Whether it’s getting the kids into the savings habit, or setting up money goals for later in the year, here are five ideas to get those family finances sorted …
Set up a rainy day fund
The average UK family could only sustain their lifestyle for less than two months – 46 days, to be exact – if they were to suddenly lose their main income, research from Post Office Insurance suggests.
It’s wise to have a pot of cash you can easily access if you suddenly have to pay an unexpected bill, such as a new boiler or a household repair, or if you have to cope with a sudden dip in your income.
It’s often suggested you should have money set aside that’s enough to cover at least three months’ worth of outgoings, and more if possible.
Start savings goals for fun stuff
If you’ve got an emergency fund sorted, you could consider setting up a family savings pot for fun stuff which may otherwise have to go on credit, such as summer holidays, trips out, or even next Christmas.
Having a specific goal in mind when you’re putting money away – for example if you’re imagining the fun you’ll be having on the beach this year – could make saving seem less “painful” for everybody.

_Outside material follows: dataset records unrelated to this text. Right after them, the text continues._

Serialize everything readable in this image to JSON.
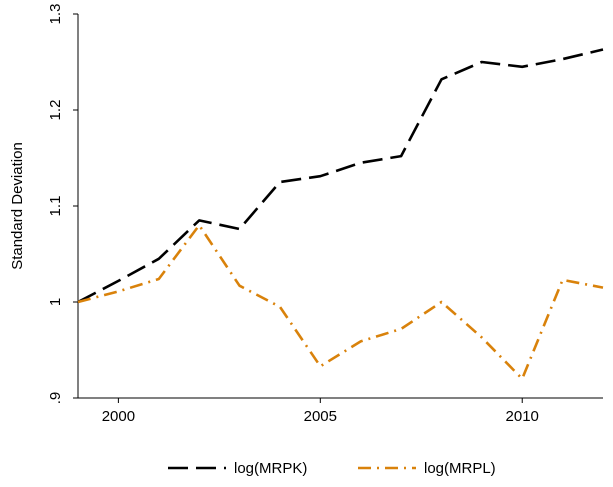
{
  "chart_data": {
    "type": "line",
    "title": "",
    "xlabel": "",
    "ylabel": "Standard Deviation",
    "xlim": [
      1999,
      2012
    ],
    "ylim": [
      0.9,
      1.3
    ],
    "x_ticks": [
      2000,
      2005,
      2010
    ],
    "x_tick_labels": [
      "2000",
      "2005",
      "2010"
    ],
    "y_ticks": [
      0.9,
      1.0,
      1.1,
      1.2,
      1.3
    ],
    "y_tick_labels": [
      ".9",
      "1",
      "1.1",
      "1.2",
      "1.3"
    ],
    "grid": false,
    "legend_position": "bottom",
    "x": [
      1999,
      2000,
      2001,
      2002,
      2003,
      2004,
      2005,
      2006,
      2007,
      2008,
      2009,
      2010,
      2011,
      2012
    ],
    "series": [
      {
        "name": "log(MRPK)",
        "color": "#000000",
        "dash": "long-dash",
        "values": [
          1.0,
          1.022,
          1.045,
          1.085,
          1.076,
          1.125,
          1.131,
          1.145,
          1.152,
          1.232,
          1.25,
          1.245,
          1.253,
          1.263
        ]
      },
      {
        "name": "log(MRPL)",
        "color": "#d9820b",
        "dash": "dash-dot",
        "values": [
          1.0,
          1.011,
          1.024,
          1.08,
          1.017,
          0.995,
          0.933,
          0.959,
          0.972,
          1.0,
          0.963,
          0.92,
          1.023,
          1.015
        ]
      }
    ]
  }
}
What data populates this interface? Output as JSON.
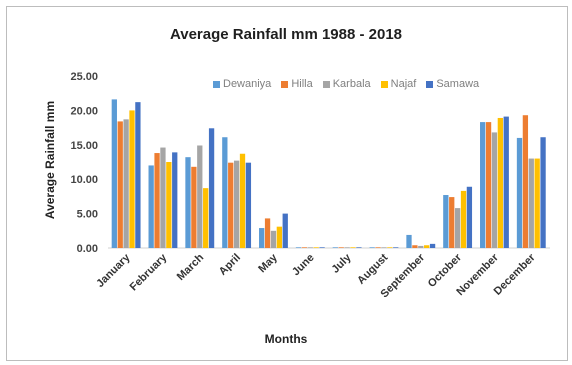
{
  "chart_data": {
    "type": "bar",
    "title": "Average Rainfall mm 1988 - 2018",
    "xlabel": "Months",
    "ylabel": "Average Rainfall mm",
    "ylim": [
      0,
      25
    ],
    "yticks": [
      "0.00",
      "5.00",
      "10.00",
      "15.00",
      "20.00",
      "25.00"
    ],
    "grid": false,
    "legend_position": "top-right",
    "categories": [
      "January",
      "February",
      "March",
      "April",
      "May",
      "June",
      "July",
      "August",
      "September",
      "October",
      "November",
      "December"
    ],
    "series": [
      {
        "name": "Dewaniya",
        "color": "#5b9bd5",
        "values": [
          21.6,
          12.0,
          13.2,
          16.1,
          2.9,
          0.1,
          0.1,
          0.1,
          1.9,
          7.7,
          18.3,
          16.0
        ]
      },
      {
        "name": "Hilla",
        "color": "#ed7d31",
        "values": [
          18.4,
          13.8,
          11.8,
          12.4,
          4.3,
          0.1,
          0.1,
          0.1,
          0.4,
          7.4,
          18.3,
          19.3
        ]
      },
      {
        "name": "Karbala",
        "color": "#a5a5a5",
        "values": [
          18.7,
          14.6,
          14.9,
          12.7,
          2.5,
          0.1,
          0.1,
          0.1,
          0.3,
          5.8,
          16.8,
          13.0
        ]
      },
      {
        "name": "Najaf",
        "color": "#ffc000",
        "values": [
          20.0,
          12.5,
          8.7,
          13.7,
          3.1,
          0.1,
          0.1,
          0.1,
          0.4,
          8.3,
          18.9,
          13.0
        ]
      },
      {
        "name": "Samawa",
        "color": "#4472c4",
        "values": [
          21.2,
          13.9,
          17.4,
          12.4,
          5.0,
          0.1,
          0.1,
          0.1,
          0.6,
          8.9,
          19.1,
          16.1
        ]
      }
    ]
  }
}
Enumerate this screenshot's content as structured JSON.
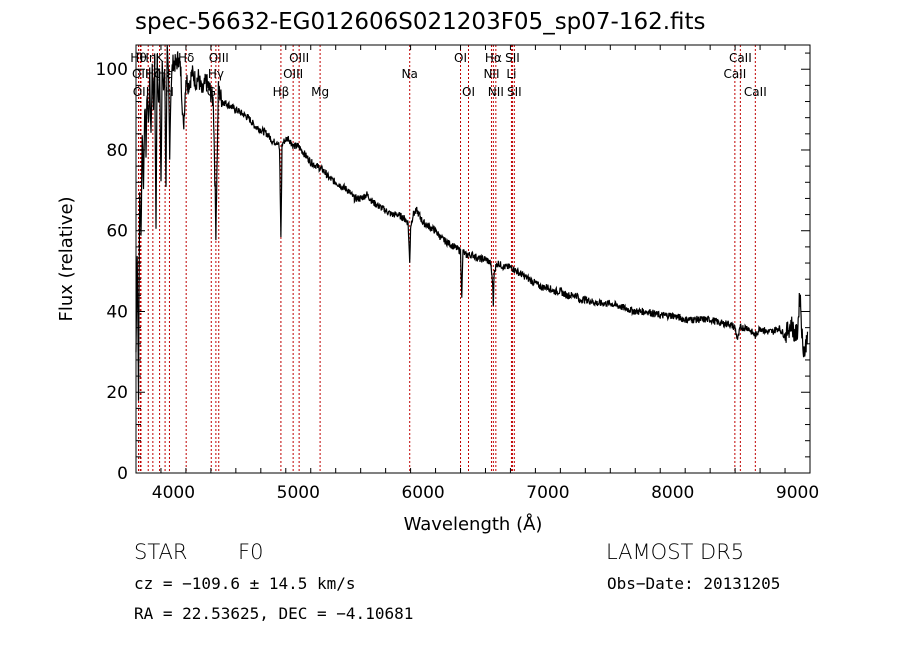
{
  "chart_data": {
    "type": "line",
    "title": "spec-56632-EG012606S021203F05_sp07-162.fits",
    "xlabel": "Wavelength (Å)",
    "ylabel": "Flux (relative)",
    "xlim": [
      3700,
      9100
    ],
    "ylim": [
      0,
      106
    ],
    "x_ticks": [
      4000,
      5000,
      6000,
      7000,
      8000,
      9000
    ],
    "y_ticks": [
      0,
      20,
      40,
      60,
      80,
      100
    ],
    "grid": false,
    "series": [
      {
        "x": [
          3700,
          3710,
          3720,
          3730,
          3740,
          3750,
          3760,
          3770,
          3780,
          3790,
          3800,
          3810,
          3820,
          3830,
          3840,
          3850,
          3860,
          3870,
          3880,
          3890,
          3900,
          3910,
          3920,
          3930,
          3940,
          3950,
          3960,
          3970,
          3980,
          3990,
          4000,
          4020,
          4040,
          4060,
          4080,
          4100,
          4120,
          4150,
          4180,
          4200,
          4230,
          4260,
          4290,
          4320,
          4340,
          4360,
          4380,
          4400,
          4450,
          4500,
          4550,
          4600,
          4650,
          4700,
          4750,
          4800,
          4840,
          4850,
          4861,
          4870,
          4880,
          4920,
          4960,
          5000,
          5050,
          5100,
          5150,
          5200,
          5250,
          5300,
          5350,
          5400,
          5450,
          5500,
          5550,
          5600,
          5650,
          5700,
          5750,
          5800,
          5850,
          5880,
          5893,
          5900,
          5920,
          5950,
          6000,
          6050,
          6100,
          6150,
          6200,
          6250,
          6300,
          6310,
          6320,
          6340,
          6400,
          6450,
          6500,
          6540,
          6555,
          6563,
          6570,
          6580,
          6600,
          6650,
          6700,
          6750,
          6800,
          6850,
          6900,
          6950,
          7000,
          7050,
          7100,
          7150,
          7200,
          7240,
          7250,
          7260,
          7300,
          7400,
          7500,
          7600,
          7700,
          7800,
          7900,
          8000,
          8100,
          8200,
          8300,
          8400,
          8450,
          8498,
          8520,
          8542,
          8580,
          8600,
          8662,
          8700,
          8750,
          8800,
          8850,
          8900,
          8950,
          8980,
          9000,
          9020,
          9040,
          9060,
          9080
        ],
        "y": [
          30,
          55,
          20,
          70,
          58,
          85,
          70,
          92,
          80,
          95,
          86,
          98,
          84,
          100,
          92,
          102,
          60,
          103,
          92,
          100,
          70,
          102,
          95,
          100,
          72,
          104,
          98,
          80,
          95,
          100,
          102,
          101,
          103,
          99,
          85,
          98,
          96,
          99,
          97,
          98,
          94,
          97,
          95,
          92,
          60,
          95,
          93,
          92,
          91,
          90,
          89,
          88,
          86,
          85,
          84,
          82,
          82,
          80,
          58,
          81,
          82,
          83,
          81,
          81,
          79,
          77,
          76,
          75,
          73,
          72,
          71,
          70,
          68,
          68,
          69,
          67,
          66,
          65,
          64,
          64,
          63,
          62,
          52,
          61,
          64,
          65,
          62,
          61,
          60,
          58,
          57,
          56,
          55,
          44,
          55,
          54,
          54,
          53,
          53,
          52,
          48,
          42,
          50,
          51,
          52,
          51,
          51,
          50,
          49,
          48,
          47,
          46,
          46,
          45,
          45,
          44,
          44,
          44,
          42,
          43,
          43,
          42,
          42,
          41,
          40,
          40,
          39,
          39,
          38,
          38,
          38,
          37,
          37,
          36,
          33,
          36,
          36,
          36,
          34,
          36,
          35,
          35,
          36,
          34,
          37,
          34,
          35,
          45,
          32,
          30,
          35
        ]
      }
    ],
    "line_labels": [
      {
        "w": 3720,
        "label": "Hθ",
        "row": 0
      },
      {
        "w": 3734,
        "label": "OII",
        "row": 1
      },
      {
        "w": 3740,
        "label": "OII",
        "row": 2
      },
      {
        "w": 3798,
        "label": "Hη",
        "row": 0
      },
      {
        "w": 3835,
        "label": "Hζ",
        "row": 1
      },
      {
        "w": 3889,
        "label": "K",
        "row": 0
      },
      {
        "w": 3933,
        "label": "Hε",
        "row": 1
      },
      {
        "w": 3968,
        "label": "H",
        "row": 2
      },
      {
        "w": 4102,
        "label": "Hδ",
        "row": 0
      },
      {
        "w": 4303,
        "label": "G",
        "row": 2
      },
      {
        "w": 4340,
        "label": "Hγ",
        "row": 1
      },
      {
        "w": 4363,
        "label": "OIII",
        "row": 0
      },
      {
        "w": 4861,
        "label": "Hβ",
        "row": 2
      },
      {
        "w": 4959,
        "label": "OIII",
        "row": 1
      },
      {
        "w": 5007,
        "label": "OIII",
        "row": 0
      },
      {
        "w": 5175,
        "label": "Mg",
        "row": 2
      },
      {
        "w": 5893,
        "label": "Na",
        "row": 1
      },
      {
        "w": 6300,
        "label": "OI",
        "row": 0
      },
      {
        "w": 6364,
        "label": "OI",
        "row": 2
      },
      {
        "w": 6548,
        "label": "NII",
        "row": 1
      },
      {
        "w": 6563,
        "label": "Hα",
        "row": 0
      },
      {
        "w": 6583,
        "label": "NII",
        "row": 2
      },
      {
        "w": 6708,
        "label": "Li",
        "row": 1
      },
      {
        "w": 6716,
        "label": "SII",
        "row": 0
      },
      {
        "w": 6731,
        "label": "SII",
        "row": 2
      },
      {
        "w": 8498,
        "label": "CaII",
        "row": 1
      },
      {
        "w": 8542,
        "label": "CaII",
        "row": 0
      },
      {
        "w": 8662,
        "label": "CaII",
        "row": 2
      }
    ]
  },
  "info": {
    "object_class": "STAR",
    "subclass": "F0",
    "survey": "LAMOST DR5",
    "redshift": "cz = −109.6 ± 14.5 km/s",
    "obs_date": "Obs−Date: 20131205",
    "coords": "RA =  22.53625, DEC =  −4.10681"
  }
}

Make sure what’s in your home is covered
The average household contains £35,000-worth of possessions, which is more than the average annual salary, at £27,000. But an estimated £266 billion-worth of household possessions across the UK are not insured against risks such as theft, fire, flooding and accidental damage, according to the Association of British Insurers (ABI).
A quarter (28%) of households do not have home contents insurance. The ABI says the average cost of home contents insurance is £141 a year – working out at less than £3 a week. Combined buildings and contents policies cost under £6 per week, typically.
Kick off a savings habit with the kids
If you’re looking to lock money away for your child for the longer term, a Junior Isa could be an option, or you could try a regular savings account.
Rachel Springall, a finance expert at Moneyfacts.co.uk, says: “It’s easy to start saving for a child as a Junior Isa can be taken out, completely tax-free, and matures into an adult Isa when the child turns 18. Savers can choose a cash interest option or a stocks and shares.”
Rachel says cash Junior Isas tend to offer higher rates than other types of children’s savings accounts. Over the longer term, a stocks and shares Junior Isa may outperform the low interest rates on cash savings currently on offer.
But savers going for this option need to be prepared for fluctuations. For those looking for savings accounts which can be used for short-term goals and accessed before the child reaches adulthood, Rachel highlights HSBC’s MySavings account for children aged from seven years.
From age 11, HSBC also offers a current account to help children learn to manage their money.
Pocket money apps could be another option, Rachel suggests, adding: “In this era, digital tools are likely to be a more attractive choice for children to learn the value of money.”
Get on top of household bills
As these will likely take up a big chunk of your income, it’s well worth taking the time to see if you can get a better deal elsewhere – include everything such as energy, food, broadband, childcare and the mortgage.